4. Manually creating ACLs to limit access log records to the first
   transaction on a connection would be a must for most deployments
   using this feature. Doing so is far from trivial and related
   configuration errors are difficult to triage. We could add a new
   ACL type for this purpose, but even that is tricky because a
   single master transaction may have many associated connections.
   And logging secrets for every transaction creates too much noise.

5. Configuration flexibility offered by logformat is likely to
   remain largely unused by the new feature because tools like
   Wireshark _automatically_ find relevant records when deciphering
   captured traffic. Augmenting these logs with other transaction
   details (typical for access log uses) would be mostly useless.

6. New %codes would be awkward to use in a regular access log because
   they may expand into a variable number of lines, going against the
   traditional line-oriented, "fixed" format access log use.

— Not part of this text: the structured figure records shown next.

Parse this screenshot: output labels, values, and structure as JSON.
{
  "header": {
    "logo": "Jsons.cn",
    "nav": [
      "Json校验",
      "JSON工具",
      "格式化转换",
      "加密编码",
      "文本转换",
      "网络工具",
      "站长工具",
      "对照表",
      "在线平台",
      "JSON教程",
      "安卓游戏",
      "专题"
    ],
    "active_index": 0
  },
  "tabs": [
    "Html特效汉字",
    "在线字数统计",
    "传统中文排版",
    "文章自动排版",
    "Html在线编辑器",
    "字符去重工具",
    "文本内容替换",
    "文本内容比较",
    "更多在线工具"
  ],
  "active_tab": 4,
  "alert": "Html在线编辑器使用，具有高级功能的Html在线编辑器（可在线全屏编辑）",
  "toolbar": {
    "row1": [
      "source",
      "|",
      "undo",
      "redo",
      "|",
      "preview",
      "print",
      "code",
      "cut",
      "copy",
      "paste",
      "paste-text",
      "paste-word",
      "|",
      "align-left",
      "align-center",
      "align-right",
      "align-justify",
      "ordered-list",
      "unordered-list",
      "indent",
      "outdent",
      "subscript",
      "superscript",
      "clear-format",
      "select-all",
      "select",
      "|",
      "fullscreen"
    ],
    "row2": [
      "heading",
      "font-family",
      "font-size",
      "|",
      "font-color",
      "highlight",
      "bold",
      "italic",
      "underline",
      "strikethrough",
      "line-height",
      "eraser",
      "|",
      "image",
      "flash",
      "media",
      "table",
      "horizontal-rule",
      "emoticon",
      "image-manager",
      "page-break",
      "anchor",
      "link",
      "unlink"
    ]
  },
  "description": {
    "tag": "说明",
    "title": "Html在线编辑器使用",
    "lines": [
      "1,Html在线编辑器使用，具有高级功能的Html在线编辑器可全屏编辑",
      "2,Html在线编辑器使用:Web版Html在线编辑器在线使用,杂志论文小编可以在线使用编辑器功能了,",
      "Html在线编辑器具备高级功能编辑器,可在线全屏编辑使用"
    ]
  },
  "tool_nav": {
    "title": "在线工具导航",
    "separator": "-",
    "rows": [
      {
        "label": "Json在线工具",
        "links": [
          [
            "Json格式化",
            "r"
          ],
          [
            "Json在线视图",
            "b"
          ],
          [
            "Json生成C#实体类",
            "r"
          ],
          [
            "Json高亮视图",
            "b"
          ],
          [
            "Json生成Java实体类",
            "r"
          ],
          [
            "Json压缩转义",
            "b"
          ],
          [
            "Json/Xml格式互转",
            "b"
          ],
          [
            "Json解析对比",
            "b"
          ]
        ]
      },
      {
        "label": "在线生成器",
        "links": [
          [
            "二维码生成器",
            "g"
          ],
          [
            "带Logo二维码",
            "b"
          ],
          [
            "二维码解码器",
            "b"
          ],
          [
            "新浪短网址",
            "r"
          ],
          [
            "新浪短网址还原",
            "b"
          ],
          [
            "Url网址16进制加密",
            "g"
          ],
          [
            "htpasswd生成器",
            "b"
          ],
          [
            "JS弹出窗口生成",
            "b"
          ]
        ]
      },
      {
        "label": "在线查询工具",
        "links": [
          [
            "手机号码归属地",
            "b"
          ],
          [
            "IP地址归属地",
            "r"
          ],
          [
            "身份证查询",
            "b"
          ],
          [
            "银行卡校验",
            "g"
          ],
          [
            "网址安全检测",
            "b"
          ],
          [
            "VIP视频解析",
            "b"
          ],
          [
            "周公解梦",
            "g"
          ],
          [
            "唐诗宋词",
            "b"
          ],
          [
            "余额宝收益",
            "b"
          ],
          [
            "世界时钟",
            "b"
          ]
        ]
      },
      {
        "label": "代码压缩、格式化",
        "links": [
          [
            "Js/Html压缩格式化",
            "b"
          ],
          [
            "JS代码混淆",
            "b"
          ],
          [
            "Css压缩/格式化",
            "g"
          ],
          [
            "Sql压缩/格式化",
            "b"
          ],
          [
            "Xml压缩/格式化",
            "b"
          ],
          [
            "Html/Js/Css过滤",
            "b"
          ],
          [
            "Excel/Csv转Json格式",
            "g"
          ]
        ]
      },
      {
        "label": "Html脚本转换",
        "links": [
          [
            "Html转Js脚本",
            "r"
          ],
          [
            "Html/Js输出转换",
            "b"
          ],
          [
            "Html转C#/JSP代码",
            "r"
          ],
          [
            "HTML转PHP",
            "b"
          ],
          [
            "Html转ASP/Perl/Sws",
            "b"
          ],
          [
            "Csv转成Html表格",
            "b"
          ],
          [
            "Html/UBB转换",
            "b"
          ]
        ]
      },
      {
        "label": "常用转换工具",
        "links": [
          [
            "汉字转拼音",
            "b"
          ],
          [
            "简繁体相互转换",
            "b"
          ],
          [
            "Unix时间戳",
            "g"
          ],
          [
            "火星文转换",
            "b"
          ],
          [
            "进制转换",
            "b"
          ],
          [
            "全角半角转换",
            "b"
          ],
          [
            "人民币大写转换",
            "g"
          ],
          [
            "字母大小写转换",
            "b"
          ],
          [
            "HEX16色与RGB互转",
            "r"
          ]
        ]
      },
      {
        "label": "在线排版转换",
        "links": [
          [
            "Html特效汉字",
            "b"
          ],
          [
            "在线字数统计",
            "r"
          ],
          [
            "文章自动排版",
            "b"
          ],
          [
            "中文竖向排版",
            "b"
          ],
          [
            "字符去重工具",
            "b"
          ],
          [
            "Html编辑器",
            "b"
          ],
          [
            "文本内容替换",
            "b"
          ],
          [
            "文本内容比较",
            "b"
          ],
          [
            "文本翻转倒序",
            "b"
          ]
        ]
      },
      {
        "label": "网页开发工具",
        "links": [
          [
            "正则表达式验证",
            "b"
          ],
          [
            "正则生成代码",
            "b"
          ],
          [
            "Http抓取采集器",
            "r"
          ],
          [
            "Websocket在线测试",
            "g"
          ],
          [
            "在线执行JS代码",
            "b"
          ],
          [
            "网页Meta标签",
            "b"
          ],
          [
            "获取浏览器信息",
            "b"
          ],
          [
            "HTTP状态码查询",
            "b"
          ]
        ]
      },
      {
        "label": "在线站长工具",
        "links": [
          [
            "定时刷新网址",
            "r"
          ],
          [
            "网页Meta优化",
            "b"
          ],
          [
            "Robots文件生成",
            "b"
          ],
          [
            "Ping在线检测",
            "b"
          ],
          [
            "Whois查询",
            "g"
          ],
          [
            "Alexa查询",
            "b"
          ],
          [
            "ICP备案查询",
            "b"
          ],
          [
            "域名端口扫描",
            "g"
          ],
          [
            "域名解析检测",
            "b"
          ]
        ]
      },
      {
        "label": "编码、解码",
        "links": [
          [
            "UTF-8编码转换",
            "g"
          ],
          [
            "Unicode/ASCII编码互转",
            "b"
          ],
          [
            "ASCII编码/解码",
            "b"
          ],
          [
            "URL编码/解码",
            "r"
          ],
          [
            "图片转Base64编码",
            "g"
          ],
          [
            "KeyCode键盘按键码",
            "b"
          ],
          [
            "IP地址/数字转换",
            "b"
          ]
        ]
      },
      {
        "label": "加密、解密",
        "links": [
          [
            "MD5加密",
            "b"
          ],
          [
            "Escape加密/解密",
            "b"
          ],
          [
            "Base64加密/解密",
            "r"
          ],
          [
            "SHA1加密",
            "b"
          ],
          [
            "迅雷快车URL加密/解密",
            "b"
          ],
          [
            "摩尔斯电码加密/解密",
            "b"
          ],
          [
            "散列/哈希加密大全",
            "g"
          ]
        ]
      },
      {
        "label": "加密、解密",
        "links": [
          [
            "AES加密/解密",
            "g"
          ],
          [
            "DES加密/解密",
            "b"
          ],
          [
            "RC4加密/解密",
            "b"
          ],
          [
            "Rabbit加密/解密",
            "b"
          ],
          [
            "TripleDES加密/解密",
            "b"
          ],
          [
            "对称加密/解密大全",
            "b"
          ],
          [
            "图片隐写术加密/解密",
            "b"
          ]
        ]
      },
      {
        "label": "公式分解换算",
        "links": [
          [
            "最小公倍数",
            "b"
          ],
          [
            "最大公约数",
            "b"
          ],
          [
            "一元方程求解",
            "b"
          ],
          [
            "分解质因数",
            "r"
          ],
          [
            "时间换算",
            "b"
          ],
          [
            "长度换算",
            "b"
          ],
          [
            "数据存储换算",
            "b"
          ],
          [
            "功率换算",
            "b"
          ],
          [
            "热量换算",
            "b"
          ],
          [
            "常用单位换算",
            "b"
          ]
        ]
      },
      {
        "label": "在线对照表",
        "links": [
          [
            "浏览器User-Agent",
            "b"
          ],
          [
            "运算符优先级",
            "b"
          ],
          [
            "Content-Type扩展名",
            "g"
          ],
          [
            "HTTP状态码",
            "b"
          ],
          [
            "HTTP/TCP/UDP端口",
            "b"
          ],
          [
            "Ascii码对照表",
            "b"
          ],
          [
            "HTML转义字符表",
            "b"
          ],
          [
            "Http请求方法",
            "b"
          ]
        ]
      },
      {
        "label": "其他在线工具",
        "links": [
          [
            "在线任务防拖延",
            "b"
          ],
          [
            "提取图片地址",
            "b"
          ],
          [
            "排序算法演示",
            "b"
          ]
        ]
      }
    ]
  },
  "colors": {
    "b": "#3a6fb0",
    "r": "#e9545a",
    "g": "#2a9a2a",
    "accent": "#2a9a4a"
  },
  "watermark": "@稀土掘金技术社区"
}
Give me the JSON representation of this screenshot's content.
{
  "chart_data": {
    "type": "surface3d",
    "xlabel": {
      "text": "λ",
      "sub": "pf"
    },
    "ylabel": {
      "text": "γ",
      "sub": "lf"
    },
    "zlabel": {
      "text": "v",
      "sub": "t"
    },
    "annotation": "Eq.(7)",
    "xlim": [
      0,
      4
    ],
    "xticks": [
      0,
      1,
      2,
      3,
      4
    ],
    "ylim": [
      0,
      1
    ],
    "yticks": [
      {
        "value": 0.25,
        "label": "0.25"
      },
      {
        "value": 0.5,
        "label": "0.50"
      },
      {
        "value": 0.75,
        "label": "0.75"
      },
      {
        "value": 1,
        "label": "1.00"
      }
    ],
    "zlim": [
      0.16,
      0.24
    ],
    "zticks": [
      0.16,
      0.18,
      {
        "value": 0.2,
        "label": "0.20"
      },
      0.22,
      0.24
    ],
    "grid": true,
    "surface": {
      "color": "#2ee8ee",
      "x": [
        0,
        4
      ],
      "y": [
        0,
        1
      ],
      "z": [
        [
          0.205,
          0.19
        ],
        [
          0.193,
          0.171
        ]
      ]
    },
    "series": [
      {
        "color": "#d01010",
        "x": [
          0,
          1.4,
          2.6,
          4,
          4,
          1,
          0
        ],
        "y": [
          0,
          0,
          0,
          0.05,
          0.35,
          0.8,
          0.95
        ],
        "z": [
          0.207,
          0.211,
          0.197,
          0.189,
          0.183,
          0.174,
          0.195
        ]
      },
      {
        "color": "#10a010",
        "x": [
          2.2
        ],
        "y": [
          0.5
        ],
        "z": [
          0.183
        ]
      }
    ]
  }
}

While some of the above items have workarounds, a few do not, and the
whole combination looks rather grim/unfriendly. We should attack this
problem from the other end -- a new simple configuration dedicated to
this useful feature.

We propose to structure this new directive so that it is easy to add
advanced access_log-like features later if needed (while reusing the
corresponding access_log code). For example, if users find that they
want to maintain multiple TLS key logs or augment log records with
connection details, we can add that support by borrowing access_log
options and code without backward compatibility concerns. The new
required "if" keyword in front of the ACL list allows for seamless
addition of new directive options in the future.


Cheers,

Alex.
-- draft squid.conf directive documentation 

tls_key_log

Configures whether and where Squid records pre-master secret and
related encryption details for TLS connections accepted or established
by Squid. These connections include connections accepted at
https_port, TLS connections opened to origin servers/cache_peers/ICAP
services, and TLS tunnels bumped by Squid using the SslBump feature.
This log (a.k.a. SSLKEYLOGFILE) is meant for triage with traffic
inspection tools like Wireshark.

tls_key_log  if ...

WARNING: This log allows anybody to decrypt the corresponding
encrypted TLS connections, both in-flight and postmortem.

At most one log file is supported at this time. Repeated tls_key_log
directives are treated as fatal configuration errors. By default, no
log is created or updated.

If the log file does not exist, Squid creates it. Otherwise, Squid
appends an existing log file.

The directive is consulted whenever a TLS connection is accepted or
established by Squid. TLS connections that fail the handshake may be
logged if Squid got enough information to form a log record. A record
is logged only if all of the configured ACLs match.

Squid does not buffer these log records -- the worker blocks until
each record is written. File system buffering may speed things up, but
consider placing this triage log in a memory-based partition.